Rawa payau ini pada umumnya ditumbuhi oleh tumbuhan rawa payau seperti bakau, nipah, dan tumbuh-tumbuhan rawa lainnya yang hidup di air payau. Tumbuhan bakau ini dapat berfungsi sebagai pemecah gelombang dan sebagai penghalang pengikisan di pantai, sebaliknya sedimentasi bisa terjadi. Oleh karena itu pantai mengalami akresi. Peranan bakau di dalam merangsang pertumbuhan pantai terbukti jelas jika bakaunya hilang/mati, ditebang habis, maka yang terjadi adalah sebaliknya yaitu pantai mengalami erosi.
Pada pantai yang mengalami akresi, umumnya terdapat urutan  tumbuhaan yang ada yaitu bakau yang paling depan, dibelakangnya nipah, tumbuhan rawa air tawar/lahan basah. Batas teratas dari bakau adalah setinggi permukaan air pasang maksimum. Permukaan air pasang tertinggi terjadi pada saat pasang purnama (pada saat bulan purnama) dan pasang perbani (pada saat bulan gelap/bulan mati). Pasang purnama terjadi pada saat bulan purnama, sedangkan pasang perbani adalah pada saat habis bulan. Kombinasi gaya tarik bulan dan matahari menyebabkan proses ini.
4.             Pantai berterumbuh karang
Terumbu karang (coral reef) terbentuk oleh aktivitas binatang karang dan jasad renik lainnya. Proses ini terjadi pada areal-areal yang cukup luas. Bird (1970) dalam Suprapto  (1997) pada intinya menyatakan bahwa binatang karang dapat hidup dengan beberapa persyaratan kondisi yaitu:
a.              Air jernih
b.             Suhu tidak lebih dari 18o C
c.              Kadar garam antara 27 – 38 ppm
d.             Arus laut tidak deras
Dengan demikian di sebagian laut di Indonesia karang dapat tumbuh dengan baik kecuali di laut dangkal yang berlumpur seperti dekat muara sungai (kadar garam rendah dan berlumpur). Selain itu proses tektonik sering berpengaruh pula terhadap pertumbuhan terumbuh karang. Cincin karang (atol) adalah merupakan hasil kombinasi proses aktivitas binatang karang dengan proses tektonik yang berupa subsidence (tanah terban).
Terumbu karang yang banyak muncul ke permukaan banyak terdapat di kepulauan Indonesia. Pada pulau-pulau karang yang terangkat umumnya banyak terdapat endapan puing-puing dan pasir koral di lepas pantainya. Ukuran butiran puing dan pasir lebih kasar ke arah datanganya ombak/gelombang jika gelombang tanpa penghalang. Bagian ini kadang–kadang beselang seling dengan lagun yang dangkal yang kadang ditumbuhi bakau.

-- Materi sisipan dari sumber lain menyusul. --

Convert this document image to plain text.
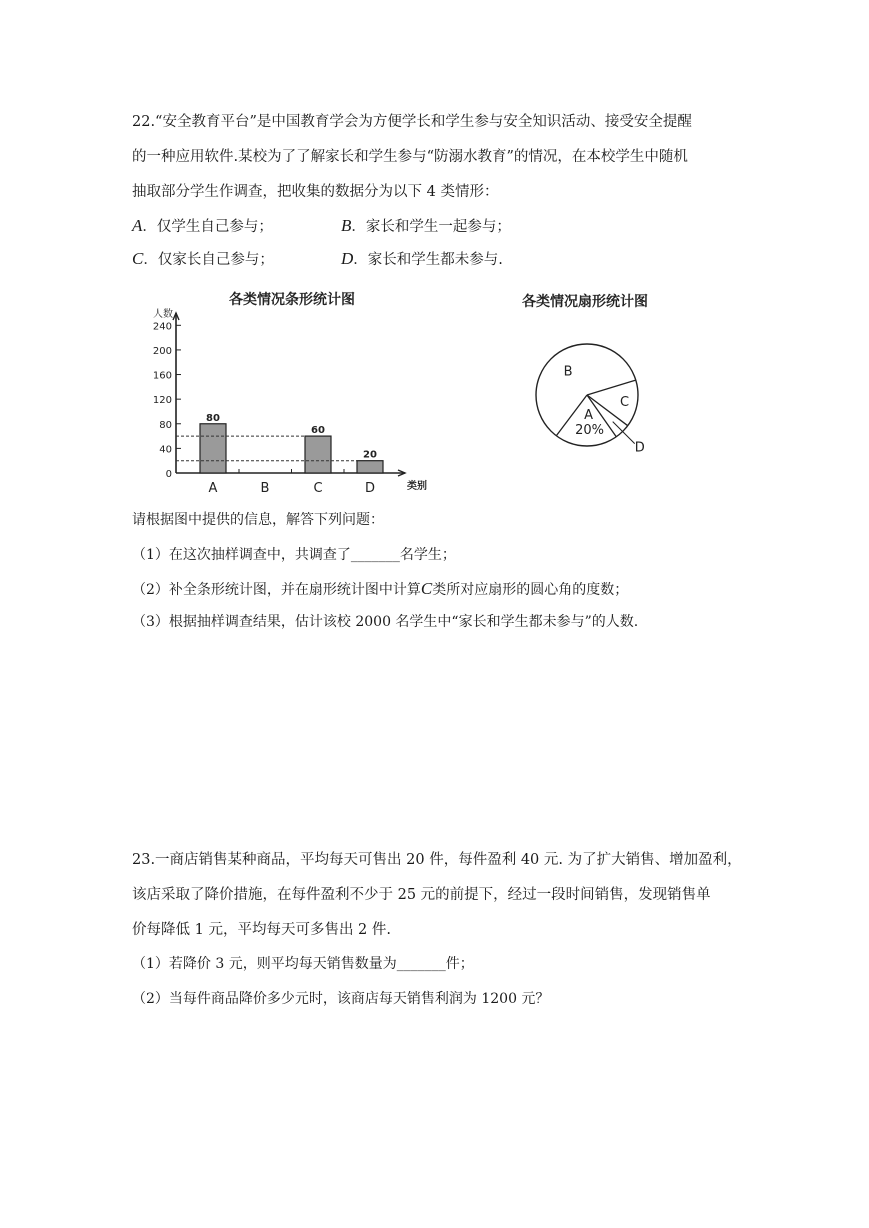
22.“安全教育平台”是中国教育学会为方便学长和学生参与安全知识活动、接受安全提醒
的一种应用软件.某校为了了解家长和学生参与“防溺水教育”的情况，在本校学生中随机
抽取部分学生作调查，把收集的数据分为以下 4 类情形：
A．仅学生自己参与；	B．家长和学生一起参与；
C．仅家长自己参与；	D．家长和学生都未参与.
各类情况条形统计图
人数
类别
0
40
80
120
160
200
240
A
80
B	C
60
D
20
各类情况扇形统计图
A
20%
B
C
D
请根据图中提供的信息，解答下列问题：
（1）在这次抽样调查中，共调查了_______名学生；
（2）补全条形统计图，并在扇形统计图中计算C类所对应扇形的圆心角的度数；
（3）根据抽样调查结果，估计该校 2000 名学生中“家长和学生都未参与”的人数.
23.一商店销售某种商品，平均每天可售出 20 件，每件盈利 40 元. 为了扩大销售、增加盈利，
该店采取了降价措施，在每件盈利不少于 25 元的前提下，经过一段时间销售，发现销售单
价每降低 1 元，平均每天可多售出 2 件.
（1）若降价 3 元，则平均每天销售数量为_______件；
（2）当每件商品降价多少元时，该商店每天销售利润为 1200 元？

F.            Bentuk lahan pantai
1.             Bentuk – bentuk destruksional
a.              Sea Cave dan Blow Hole
Perbedaan kekerasan batuan, ada batuan yang lembut dan yang lainnya keras, memberi perbedaan dalam kecepatan pengikisan. Bagian-bagian batuan cadas di mana terdapat celah dan rekahan-rekahan seperti jointed, akan lebih cepat terkikis daripada bagian yang tanpa celah atau rekahan.
Sekali gelombang sempat membuat suatu lubang, maka kekuatan atau daya tekanan dari benturan gelombang akan semakin intensif dan efisien terhadap lubang tersebut. Suatu lubang yang berbentuk corong yang menganga ke arah datangnya gelombang, akan memberi peluang terfokusnya tekanan gelombang untuk memperhebat daya benturannya. Kondisi yang demikian akan lebih dipertajam daya kikisnya bila di dalam gelombang itu termuat butiran-butiran material keras. Makin luas mulut suatu gua di dinding pantai, makin banyak pula massa air gelombang yang membentur ke dalamnya. Tekanan benturan dan pukulan gelombang semacam ini di saat badai mampu menggetarkan (microseismic) dan meremukkan kompleks batuan cadas di sekitarnya. Lambat laun muncratan air menembus hingga ke permukaan tanah di atasnya (headland) dan membentuk blow hole.
Dua macam lubang besar ini (cave dan blow hole) diberi nama sesuai dengan posisinya. Cave atau gua laut karena posisinya yang horizontal; sedangkan blow hole adalah lubang yang tegak lurus, seperti dolina di daerah karst. Bentukan blow hole dipercepat oleh benturan langsung gelombang, juga oleh semprotan (muncratan), getaran, pelapukan dari atas dan gravitasi yang menjatuhkan batuan di atasnya. Demikian seterusnya hingga kedua lubang tersebut bukan saja bersambungan dalam bentuk terowongan, tetapi atapnya pun runtuh seluruhnya, disebut inlet (terusan).
b.             Sea Cave, Arch dan Stack
Demikianlah proses suatu gua laut terbentuk hingga menembus ke dinding pantai sebelahnya pada suatu tanjung. Terowongan gua dengan sambungan semacam jembatan alam di atasnya pada ujung tanjung disebut arch.
Bila kelak jembatan alam (arch) ini runtuh atau putus, maka bagian ujung tanjung yang ditinggalkan, dengan bentuk pilar raksasa (tugu) disebut stack.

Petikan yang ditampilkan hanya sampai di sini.